De um plano (inaugural) com a planta de uma casa no ecrã do computador, sonorizado com o ruído da impressora, saltamos para o martelo pneumático que perfura o chão da rua, acompanhado pelo ruído da broca; só depois surge o olhar azul, fixo, penetrantemente perdido, de Mara (Henriette Confurius), ela que está a ver partir, da casa onde permanecerá, os seus dois colegas de partilha (de casa): Lisa (Liliane Amuat) e Markus (Ivan Georgiev). O salto do monitor para o martelo, do papel para a broca, da planta da casa para a vida da casa, traz perfurações, abre fissuras, inevitavelmente, e cortes, no dedo de Mara e no herpes que lhe sangra o lábio, fruto de ligações que começam, vivem e findam. O processo de mudança começa (no filme) na nova casa e aí vemos Mara como corpo presente e ausente, ao mesmo tempo, presente no espaço e no tempo que Lisa - com quem mantém uma relação marcadamente de sedução e desejo, mútuos, aparentemente de amantes que foram e que já não são, mas que não sabemos porque não nos é contado - escolheu para efetivar o distanciamento em relação a Mara; e ausente no processo enquanto atividade prática, de tarefas a fazer, Mara deambula pela casa, sente, pelo tato, os locais e os objetos, flerta e deixa-se flertar com e pelos seus olhos azuis: Lisa, a mãe de Lisa, Astrid (Ursina Lardi), Jan (Flurin Giger), filho do faz-tudo Jurek (André Hennicke), a nova vizinha de Lisa, com, e por, todos eles.

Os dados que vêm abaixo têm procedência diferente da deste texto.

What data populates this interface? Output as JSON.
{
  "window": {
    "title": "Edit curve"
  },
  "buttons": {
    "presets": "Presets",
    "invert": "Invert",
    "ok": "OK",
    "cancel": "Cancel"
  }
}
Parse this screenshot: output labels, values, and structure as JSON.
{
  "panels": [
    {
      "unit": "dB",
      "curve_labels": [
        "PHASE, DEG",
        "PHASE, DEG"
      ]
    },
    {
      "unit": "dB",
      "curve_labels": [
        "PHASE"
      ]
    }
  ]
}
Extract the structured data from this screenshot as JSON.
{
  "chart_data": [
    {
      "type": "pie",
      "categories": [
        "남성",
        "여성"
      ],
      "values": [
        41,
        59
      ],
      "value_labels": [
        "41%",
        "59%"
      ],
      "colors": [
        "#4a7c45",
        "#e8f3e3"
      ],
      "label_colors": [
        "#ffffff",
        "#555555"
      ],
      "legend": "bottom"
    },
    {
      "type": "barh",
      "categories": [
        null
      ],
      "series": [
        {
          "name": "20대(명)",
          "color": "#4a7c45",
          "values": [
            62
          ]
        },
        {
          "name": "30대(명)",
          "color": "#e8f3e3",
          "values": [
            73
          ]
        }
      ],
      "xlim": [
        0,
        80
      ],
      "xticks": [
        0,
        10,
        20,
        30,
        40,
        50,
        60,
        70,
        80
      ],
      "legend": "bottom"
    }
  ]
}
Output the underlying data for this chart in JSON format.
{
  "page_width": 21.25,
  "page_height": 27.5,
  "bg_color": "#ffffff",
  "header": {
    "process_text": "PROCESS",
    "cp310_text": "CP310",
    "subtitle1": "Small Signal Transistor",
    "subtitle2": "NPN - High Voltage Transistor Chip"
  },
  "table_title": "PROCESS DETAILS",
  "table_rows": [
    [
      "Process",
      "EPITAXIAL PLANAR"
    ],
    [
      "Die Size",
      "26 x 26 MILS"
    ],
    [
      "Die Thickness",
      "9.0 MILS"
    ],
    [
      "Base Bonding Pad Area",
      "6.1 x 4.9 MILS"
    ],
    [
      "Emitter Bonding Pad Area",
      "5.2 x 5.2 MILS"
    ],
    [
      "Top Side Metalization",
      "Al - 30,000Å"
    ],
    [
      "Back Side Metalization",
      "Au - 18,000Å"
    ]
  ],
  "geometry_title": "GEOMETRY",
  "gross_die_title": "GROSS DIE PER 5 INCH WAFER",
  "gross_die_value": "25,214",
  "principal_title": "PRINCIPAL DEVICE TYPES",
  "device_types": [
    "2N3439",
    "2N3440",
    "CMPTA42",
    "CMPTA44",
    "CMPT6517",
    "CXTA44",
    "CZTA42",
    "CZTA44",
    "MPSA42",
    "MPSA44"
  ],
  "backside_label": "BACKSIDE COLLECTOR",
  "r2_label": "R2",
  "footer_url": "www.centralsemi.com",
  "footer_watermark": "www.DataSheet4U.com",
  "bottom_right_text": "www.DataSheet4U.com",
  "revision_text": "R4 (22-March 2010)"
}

Fazendo uso integral (sem nenhuma exceção) de câmara fixa, de certo modo em antítese a todo o movimento das várias pessoas que andam pela(s) casa(s), os irmãos Zürcher estacionam no rosto de Mara, e nos seus olhos azuis, mais vezes e mais tempo do que nos restantes, focando aquele indecifrável concentrado de sensualidade, vontade de seduzir e de ser seduzida, vulnerabilidade, alheamento, imprevisibilidade, insanidade mais ou menos controlada. O seu rosto assente na sua camisola cinzenta enquadra-se na perfeição naquelas paredes, também elas cinzentas, vazias, por preencher, despidas de evidências e de certezas. Já Lisa contrasta de Mara, enérgica, ativa, prática, veste amarelo, talvez para irradiar a luz na nova casa. "O amarelo é a cor do ciúme e da loucura", ouvimos depois alguém dizer. E depois disso o amarelo da camisola de Lisa alastra-se para o sofá que chega, para o x-ato que a vizinha empresta, e prolonga-se na casa que Lisa agora está a deixar e que continuará a ser a (casa) de Mara: o amarelo nas cortinas, o amarelo nas paredes, o amarelo na saia da vizinha (esta, da casa antiga) que veste no corredor em andamento enquanto se desloca para abrir a porta e que, depois, traz uma pá de vassoura também ela amarela. E entre as duas casas, em dois dias, mediados por uma festa de despedida na casa de Mara vamos observando loucura em comportamentos dela (Mara), e muito(s) ciúme(s) por entre múltiplos flirts, alguns consumados no plano físico: além dos flirts já mencionados de Mara, aos quais ainda se soma a rapariga que arruma as prateleiras na farmácia, no campo de visão da janela de casa; assistimos também aos flirts de Jan com a vizinha da casa de Mara, e com a colega da vizinha, e destas duas últimas com ele; de Astrid com Jusek e ao contrário; de Markus com a vizinha e vice-versa.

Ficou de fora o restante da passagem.